Cinécure est un site appartenant à Charles Declercq et est consacré à ses critiques cinéma, interviews. Si celui-ci produit des émissions consacrées au cinéma sur la radio RCF Bruxelles, celle-ci n’est aucune responsable du site ou de ses contenus et aucun lin contractuel ne les relie. Depuis l’automne 2017, Julien apporte sa collaboration au site qui publie ses critiques.

Martin Scorsese
Silence
Sortie le 15 février 2017
Article mis en ligne le 29 janvier 2017

par Charles De Clercq

Synopsis : XVIIe siècle, deux prêtres jésuites se rendent au Japon pour retrouver leur mentor, le père Ferreira, disparu alors qu’il tentait de répandre les enseignements du catholicisme. Au terme d’un dangereux voyage, ils découvrent un pays où le christianisme est décrété illégal et ses fidèles persécutés. Ils devront mener dans la clandestinité cette quête périlleuse qui confrontera leur foi aux pires épreuves.

Acteurs : Liam Neeson, Andrew Garfield, Ken Watanabe, Issei Ogata, Adam Driver, Tadanobu Asano.


En résumé : Le dernier (et très long) film de Martin Scorsese est certes une œuvre cinématographique et les codes habituels du genre sont respectés. Toutefois c’est avant tout (volontairement ou pas) une œuvre ou un acte de foi. Non pas de propagande, mais de témoignage à travers l’adaptation du roman d’un écrivain catholique japonais qui lui-même narrait une histoire vraie du Japon du XVIIe siècle. Certains pourront penser qu’il va trop loin et se sentiront mal à l’aise par rapport au propos. Ce n’est pas mon cas et certainement pas dû au fait que je sois prêtre catholique. En revanche, Scorsese pose une question à la fois très humaine et très « divine », celle-là même qui faisait l’objet de son controversé (et incompris par certains) film de 1988, La dernière tentation du Christ. Là, tout comme ici, il posait la question du doute.
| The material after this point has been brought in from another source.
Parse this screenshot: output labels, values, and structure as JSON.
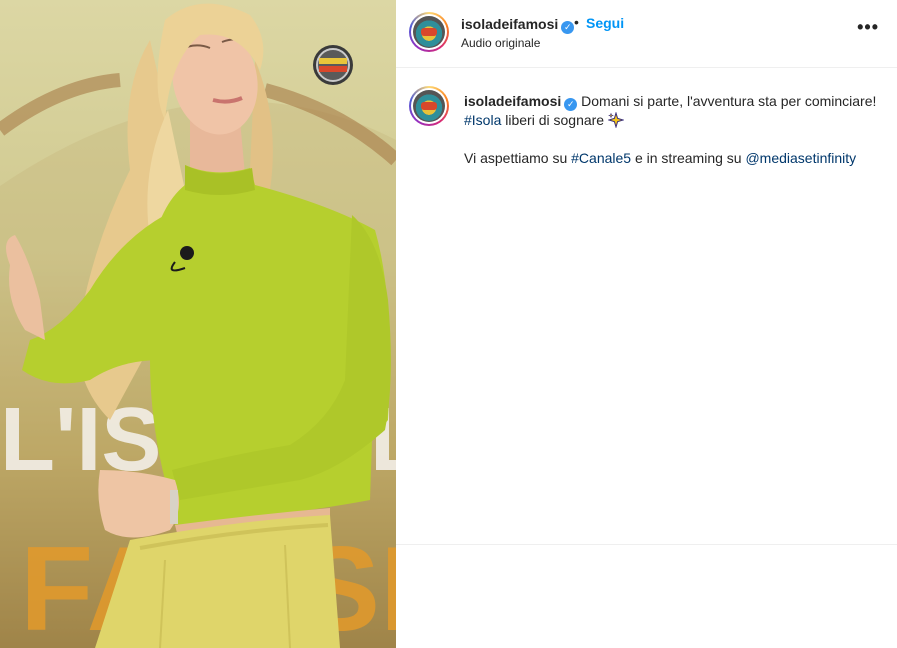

Le Christ pouvait-il douter ? Les prêtres au Japon pouvaient-ils douter face à la torture, en particulier s’ils n’en sont pas l’objet au premier chef ? Ce sont ces questions et d’autres qui rendront probablement le film inclassable et feront que le rédacteur de cette critique se concentrera surtout sur l’aspect religieux - éventuellement controversé - du dernier long métrage d’un grand réalisateur qui a tutoyé les sommets dans certains de ses films.


 La première tentation d’un réalisateur

Un critique cinéma doit faire abstraction de ses sentiments, de sa religion éventuelle, de ses affects pour rendre compte sereinement d’un film qu’il a visionné. Toutefois, si ledit critique est prêtre, au service de médias catholique (l’hebdomadaire belge Dimanche) ou chrétien comme les radios RCF, il doit s’attendre à se voir interpeller au sujet d’un film comme Silence, le dernier Scorsese ! Ainsi une consoeur sollicitera son avis comme prêtre alors qu’un internaute lui pose la question sur un forum cinéphile : « Est-ce que ta foi a été interrogée/perturbée/bousculée par ce film ? », ajoutant « en ce qui me concerne, moi qui suis agnostique, la vision de La Dernière tentation du Christ m’a profondément touché sur un plan spirituel, ému par un personnage que j’estime plus proche du message originel que de ce qu’en a fait l’Église dans ses trahisons diverses et variées » et que l’hebdomadaire catholique belge Dimanche lui propose une page entière pour la sortie du film ! C’est dire que pour cette critique les dés seront pipés et que celui qui la rédige transgressera quelques frontières pour aborder le film avec un regard critique et attentif à la dimension « religieuse » que lui permet sa formation !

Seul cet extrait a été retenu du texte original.